A16: Roasted Chicken with Radishes and Salsa Verde
This meal makes me think of Argentina. Gather your family and friends around the table for a rustic meal with a great bottle of wine. The juicy, succulent chicken and crisp radishes surrounded in a bath of Salsa Verde that explodes like fireworks in your mouth. Pair it with a spicy Malbec or even a Rioja. 

3 Tbsp dried oregano
1 tsp aniseeds
1 tsp dried chile flakes
6 (1 lb) young chickens or 1 rotisserie chicken
Kosher salt
1 c fresh flat-leaf parsley
1/2 tsp salt-packed capers
1/2 c bread crumbs
1/2 clove garlic, chopped
1/2 c EVOO
2 Tbsp fresh squeezed lemon juice
1 bunch radishes, thinly sliced

1. With a spice grinder or mortar and pestal, grind the oregano, aniseeds and 1/2 of the chile flakes to a powder. Season the chicken's skin and cavities with about 2 Tbsp salt, followed by the spice rub. For best taste, cover and refrigerate overnight or up to 2 days. 
2. Preheat over to 500. Once chicken is brought to room temperature, roast the chicken/s on baking sheets for about 20 min, rotate at 10 min.
3.  Meanwhile, combine parsley, capers, bread crumbs, garlic and remaining chile flakes in a food processor until coarsely blended. With the food processor running, drizzle in the EVOO. Stir in the lemon juice and a pinch of salt.
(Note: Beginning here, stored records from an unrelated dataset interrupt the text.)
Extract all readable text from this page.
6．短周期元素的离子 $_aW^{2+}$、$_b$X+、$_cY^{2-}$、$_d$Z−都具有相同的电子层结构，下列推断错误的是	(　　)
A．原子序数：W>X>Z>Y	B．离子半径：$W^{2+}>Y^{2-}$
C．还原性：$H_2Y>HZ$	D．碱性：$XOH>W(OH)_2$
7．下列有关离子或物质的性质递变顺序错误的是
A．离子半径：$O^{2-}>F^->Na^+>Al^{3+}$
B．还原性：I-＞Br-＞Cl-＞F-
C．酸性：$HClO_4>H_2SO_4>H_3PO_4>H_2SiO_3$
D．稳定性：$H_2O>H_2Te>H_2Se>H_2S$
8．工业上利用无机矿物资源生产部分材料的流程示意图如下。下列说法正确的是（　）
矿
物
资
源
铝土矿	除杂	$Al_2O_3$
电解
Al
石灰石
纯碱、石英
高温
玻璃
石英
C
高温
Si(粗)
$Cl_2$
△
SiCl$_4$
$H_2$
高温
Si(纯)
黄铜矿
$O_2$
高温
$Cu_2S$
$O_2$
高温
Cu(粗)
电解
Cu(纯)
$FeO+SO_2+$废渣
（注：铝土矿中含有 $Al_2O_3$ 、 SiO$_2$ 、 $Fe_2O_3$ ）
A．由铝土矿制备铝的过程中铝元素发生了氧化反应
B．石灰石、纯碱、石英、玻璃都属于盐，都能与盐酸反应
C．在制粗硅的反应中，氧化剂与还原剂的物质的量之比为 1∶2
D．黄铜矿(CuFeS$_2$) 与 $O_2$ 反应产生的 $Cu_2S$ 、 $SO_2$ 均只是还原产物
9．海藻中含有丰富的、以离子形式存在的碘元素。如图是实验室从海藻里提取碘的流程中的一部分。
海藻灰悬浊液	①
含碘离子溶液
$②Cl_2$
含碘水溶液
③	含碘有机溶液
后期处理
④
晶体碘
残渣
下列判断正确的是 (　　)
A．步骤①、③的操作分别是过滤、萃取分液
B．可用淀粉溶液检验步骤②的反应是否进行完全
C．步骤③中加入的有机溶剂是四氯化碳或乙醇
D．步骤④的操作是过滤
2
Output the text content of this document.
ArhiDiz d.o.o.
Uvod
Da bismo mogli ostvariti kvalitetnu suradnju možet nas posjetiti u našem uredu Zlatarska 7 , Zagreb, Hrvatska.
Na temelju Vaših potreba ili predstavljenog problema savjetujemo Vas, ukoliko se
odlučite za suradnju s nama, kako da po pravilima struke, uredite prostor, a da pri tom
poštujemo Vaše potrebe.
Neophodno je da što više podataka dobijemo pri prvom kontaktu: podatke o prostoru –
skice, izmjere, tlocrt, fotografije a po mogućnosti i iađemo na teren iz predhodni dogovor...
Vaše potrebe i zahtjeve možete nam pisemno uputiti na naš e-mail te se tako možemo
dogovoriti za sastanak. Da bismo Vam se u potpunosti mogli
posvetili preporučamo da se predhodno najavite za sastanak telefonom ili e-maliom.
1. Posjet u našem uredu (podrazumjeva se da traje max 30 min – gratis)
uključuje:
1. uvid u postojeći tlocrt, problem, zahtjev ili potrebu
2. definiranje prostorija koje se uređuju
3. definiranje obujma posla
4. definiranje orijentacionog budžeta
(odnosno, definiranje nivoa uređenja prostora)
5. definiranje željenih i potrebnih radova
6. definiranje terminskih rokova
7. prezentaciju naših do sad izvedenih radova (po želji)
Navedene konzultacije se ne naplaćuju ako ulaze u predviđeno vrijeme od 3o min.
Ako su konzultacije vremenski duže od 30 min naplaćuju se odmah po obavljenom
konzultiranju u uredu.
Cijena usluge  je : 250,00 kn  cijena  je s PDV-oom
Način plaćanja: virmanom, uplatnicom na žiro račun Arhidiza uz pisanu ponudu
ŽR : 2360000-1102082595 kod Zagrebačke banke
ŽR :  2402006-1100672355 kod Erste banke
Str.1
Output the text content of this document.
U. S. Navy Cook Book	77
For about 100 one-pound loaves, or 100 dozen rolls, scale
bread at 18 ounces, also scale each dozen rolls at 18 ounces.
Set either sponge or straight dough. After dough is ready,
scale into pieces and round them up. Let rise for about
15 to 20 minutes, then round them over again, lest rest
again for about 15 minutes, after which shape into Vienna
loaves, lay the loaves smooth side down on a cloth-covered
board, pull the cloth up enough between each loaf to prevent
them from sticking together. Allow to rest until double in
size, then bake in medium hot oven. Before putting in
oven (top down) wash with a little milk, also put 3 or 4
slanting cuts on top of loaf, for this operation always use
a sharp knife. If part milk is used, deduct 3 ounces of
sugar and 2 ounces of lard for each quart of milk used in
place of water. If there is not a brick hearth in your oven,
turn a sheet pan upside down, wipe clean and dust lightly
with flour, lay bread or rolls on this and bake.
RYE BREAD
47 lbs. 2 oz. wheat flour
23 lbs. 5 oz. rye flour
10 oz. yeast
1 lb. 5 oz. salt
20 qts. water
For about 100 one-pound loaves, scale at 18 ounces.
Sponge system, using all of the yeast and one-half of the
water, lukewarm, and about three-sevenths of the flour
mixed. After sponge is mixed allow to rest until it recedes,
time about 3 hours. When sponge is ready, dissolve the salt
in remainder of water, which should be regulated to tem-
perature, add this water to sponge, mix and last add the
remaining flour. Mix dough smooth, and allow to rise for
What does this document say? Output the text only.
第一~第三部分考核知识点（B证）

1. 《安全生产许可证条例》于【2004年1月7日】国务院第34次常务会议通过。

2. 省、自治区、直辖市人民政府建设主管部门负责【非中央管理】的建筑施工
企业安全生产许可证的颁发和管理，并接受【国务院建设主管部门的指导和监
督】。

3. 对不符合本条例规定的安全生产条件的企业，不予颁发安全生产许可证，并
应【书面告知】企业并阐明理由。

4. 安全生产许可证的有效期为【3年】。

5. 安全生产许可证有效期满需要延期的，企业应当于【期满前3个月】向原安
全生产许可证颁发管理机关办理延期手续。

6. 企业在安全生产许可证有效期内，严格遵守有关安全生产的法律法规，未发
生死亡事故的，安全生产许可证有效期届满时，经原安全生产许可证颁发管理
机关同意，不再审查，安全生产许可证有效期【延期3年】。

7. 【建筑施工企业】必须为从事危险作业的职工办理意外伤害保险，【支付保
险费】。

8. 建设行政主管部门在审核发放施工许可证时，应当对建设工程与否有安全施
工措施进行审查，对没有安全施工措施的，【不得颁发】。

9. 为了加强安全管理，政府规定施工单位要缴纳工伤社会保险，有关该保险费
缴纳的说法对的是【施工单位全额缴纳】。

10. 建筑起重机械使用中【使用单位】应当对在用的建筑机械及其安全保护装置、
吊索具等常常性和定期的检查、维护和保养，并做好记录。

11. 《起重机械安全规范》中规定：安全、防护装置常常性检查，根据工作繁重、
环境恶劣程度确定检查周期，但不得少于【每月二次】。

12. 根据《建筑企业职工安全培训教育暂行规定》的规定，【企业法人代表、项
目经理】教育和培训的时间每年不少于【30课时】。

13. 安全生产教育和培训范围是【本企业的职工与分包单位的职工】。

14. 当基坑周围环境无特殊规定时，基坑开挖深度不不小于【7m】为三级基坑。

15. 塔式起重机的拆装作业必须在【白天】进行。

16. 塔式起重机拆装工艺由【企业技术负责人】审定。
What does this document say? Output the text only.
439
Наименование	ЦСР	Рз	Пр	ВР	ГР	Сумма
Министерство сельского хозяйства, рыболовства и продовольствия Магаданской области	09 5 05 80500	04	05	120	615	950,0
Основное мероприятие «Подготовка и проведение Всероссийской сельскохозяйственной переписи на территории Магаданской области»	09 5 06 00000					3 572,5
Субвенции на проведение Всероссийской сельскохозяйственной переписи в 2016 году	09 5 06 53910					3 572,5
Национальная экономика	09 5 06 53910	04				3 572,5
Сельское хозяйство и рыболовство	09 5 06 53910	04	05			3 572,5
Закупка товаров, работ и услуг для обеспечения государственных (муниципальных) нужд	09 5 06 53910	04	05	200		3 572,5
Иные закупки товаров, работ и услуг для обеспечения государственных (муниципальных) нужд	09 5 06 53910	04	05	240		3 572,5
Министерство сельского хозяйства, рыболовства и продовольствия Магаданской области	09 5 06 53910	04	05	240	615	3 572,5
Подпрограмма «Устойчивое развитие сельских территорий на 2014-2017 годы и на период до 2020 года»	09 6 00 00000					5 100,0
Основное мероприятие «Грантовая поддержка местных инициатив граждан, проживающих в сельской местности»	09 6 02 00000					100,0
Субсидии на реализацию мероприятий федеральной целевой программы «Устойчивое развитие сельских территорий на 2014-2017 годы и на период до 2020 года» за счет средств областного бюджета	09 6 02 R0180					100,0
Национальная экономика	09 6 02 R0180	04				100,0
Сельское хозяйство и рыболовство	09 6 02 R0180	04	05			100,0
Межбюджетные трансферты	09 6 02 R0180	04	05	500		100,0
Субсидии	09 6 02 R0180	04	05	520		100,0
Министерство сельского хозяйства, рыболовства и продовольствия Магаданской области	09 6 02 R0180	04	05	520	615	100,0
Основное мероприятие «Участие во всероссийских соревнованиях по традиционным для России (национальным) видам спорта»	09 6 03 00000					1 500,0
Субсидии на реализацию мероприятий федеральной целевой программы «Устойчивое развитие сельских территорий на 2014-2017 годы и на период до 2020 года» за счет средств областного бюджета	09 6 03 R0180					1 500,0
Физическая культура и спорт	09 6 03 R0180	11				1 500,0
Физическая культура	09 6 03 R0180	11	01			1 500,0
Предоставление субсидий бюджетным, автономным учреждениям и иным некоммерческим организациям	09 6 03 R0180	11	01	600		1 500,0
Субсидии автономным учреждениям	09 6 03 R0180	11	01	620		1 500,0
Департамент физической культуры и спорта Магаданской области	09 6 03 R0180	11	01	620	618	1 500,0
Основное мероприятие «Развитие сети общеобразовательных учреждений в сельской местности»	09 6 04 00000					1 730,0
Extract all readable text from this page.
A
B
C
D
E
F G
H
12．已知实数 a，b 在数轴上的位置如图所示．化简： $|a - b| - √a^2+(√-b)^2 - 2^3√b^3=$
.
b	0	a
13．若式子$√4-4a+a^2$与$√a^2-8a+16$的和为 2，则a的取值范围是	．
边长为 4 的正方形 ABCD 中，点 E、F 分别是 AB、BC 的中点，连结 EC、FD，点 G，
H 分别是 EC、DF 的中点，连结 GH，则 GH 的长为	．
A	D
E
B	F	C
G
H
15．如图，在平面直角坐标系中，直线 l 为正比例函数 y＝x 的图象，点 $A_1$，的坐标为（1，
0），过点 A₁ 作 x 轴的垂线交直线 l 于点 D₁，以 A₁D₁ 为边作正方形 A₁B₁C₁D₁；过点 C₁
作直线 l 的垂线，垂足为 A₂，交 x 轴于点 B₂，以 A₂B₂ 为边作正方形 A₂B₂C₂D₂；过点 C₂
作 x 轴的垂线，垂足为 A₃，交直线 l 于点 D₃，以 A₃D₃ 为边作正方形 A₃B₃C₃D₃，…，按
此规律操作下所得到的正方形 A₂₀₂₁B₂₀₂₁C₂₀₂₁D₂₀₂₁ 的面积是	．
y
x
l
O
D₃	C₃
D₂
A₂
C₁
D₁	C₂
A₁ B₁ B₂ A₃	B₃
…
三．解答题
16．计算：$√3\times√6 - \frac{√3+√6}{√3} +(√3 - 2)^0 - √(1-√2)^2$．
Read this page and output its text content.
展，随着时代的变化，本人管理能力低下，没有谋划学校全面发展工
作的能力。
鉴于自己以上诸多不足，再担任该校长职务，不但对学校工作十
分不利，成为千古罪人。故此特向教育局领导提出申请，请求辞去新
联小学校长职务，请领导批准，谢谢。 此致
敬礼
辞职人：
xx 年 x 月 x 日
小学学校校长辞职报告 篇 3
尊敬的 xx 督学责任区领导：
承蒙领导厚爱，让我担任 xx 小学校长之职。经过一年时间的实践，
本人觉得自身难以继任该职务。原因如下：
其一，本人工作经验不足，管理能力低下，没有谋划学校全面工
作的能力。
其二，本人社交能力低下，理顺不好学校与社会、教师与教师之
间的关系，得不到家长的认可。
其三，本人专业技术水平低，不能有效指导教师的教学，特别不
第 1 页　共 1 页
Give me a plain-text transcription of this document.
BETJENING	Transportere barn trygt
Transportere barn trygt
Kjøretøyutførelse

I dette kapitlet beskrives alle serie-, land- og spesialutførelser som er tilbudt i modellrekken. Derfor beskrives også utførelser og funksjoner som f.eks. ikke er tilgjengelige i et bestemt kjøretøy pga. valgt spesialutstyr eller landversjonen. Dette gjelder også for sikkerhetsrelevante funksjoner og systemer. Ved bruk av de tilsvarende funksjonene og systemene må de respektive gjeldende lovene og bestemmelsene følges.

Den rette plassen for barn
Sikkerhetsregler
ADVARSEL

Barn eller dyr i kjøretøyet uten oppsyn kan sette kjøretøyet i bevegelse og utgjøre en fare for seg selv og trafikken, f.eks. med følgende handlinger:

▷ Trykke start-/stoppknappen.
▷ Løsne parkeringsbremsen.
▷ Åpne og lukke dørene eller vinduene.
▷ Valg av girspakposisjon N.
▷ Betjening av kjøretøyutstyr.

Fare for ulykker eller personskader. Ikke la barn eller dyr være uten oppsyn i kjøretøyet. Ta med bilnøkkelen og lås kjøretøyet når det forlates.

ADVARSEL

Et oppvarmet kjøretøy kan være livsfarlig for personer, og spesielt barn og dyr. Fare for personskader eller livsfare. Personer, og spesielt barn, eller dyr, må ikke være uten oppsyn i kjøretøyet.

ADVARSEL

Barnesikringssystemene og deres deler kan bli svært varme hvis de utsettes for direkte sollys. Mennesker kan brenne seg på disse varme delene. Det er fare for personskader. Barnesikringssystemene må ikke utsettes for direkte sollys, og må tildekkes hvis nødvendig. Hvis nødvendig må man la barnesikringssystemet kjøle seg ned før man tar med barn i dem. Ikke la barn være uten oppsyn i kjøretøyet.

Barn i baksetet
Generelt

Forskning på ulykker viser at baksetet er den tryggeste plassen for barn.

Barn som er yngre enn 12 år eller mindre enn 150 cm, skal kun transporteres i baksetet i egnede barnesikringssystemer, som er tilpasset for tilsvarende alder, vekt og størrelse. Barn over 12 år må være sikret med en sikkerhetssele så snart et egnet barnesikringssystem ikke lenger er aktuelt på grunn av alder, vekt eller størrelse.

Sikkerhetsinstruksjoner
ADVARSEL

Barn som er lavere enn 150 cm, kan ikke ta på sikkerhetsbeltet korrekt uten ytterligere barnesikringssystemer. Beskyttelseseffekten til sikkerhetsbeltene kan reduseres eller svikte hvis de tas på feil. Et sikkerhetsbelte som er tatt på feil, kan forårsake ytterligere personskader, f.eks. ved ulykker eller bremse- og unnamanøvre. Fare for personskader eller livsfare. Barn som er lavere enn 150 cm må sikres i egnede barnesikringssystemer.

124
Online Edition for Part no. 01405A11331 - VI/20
That's you're Salsa Verde! (Also great on steak)
4. For the radish salad, toss them with a few tablespoons of salsa verde and a little salt. 
5. To serve, arrange chicken/s on a platter, surrounded by the radish salad. Pass remaining Salsa Verde at the table. 

Thursday, June 24, 2010

Just another blog...

It's official. I'm joining the world of blogging.

Gasp! Sacre Bleu!! Holy Batman!!!

So here it is...

To chronical my misadventures and mayhem in cooking, dining and exploration throughout the world.

I vow to create devilishly, delicious dishes in my kitchen, seek out tasty morsels and thirst-quenching treats, and unearth hidden treasures from New York City and beyond! I am armed with a whisk, empty stomach and deep curiosity to discover great potential in the world. Domestic Goddess by day, Cupcakes Malone by night... watch out world, a creative genius is on the loose.

But why, you ask? Mainly, for me (hey it's a blog! You know it's self-involved). And it's a little something to share with my family and friends, who I don't get to see very often. So on that note... Enjoy!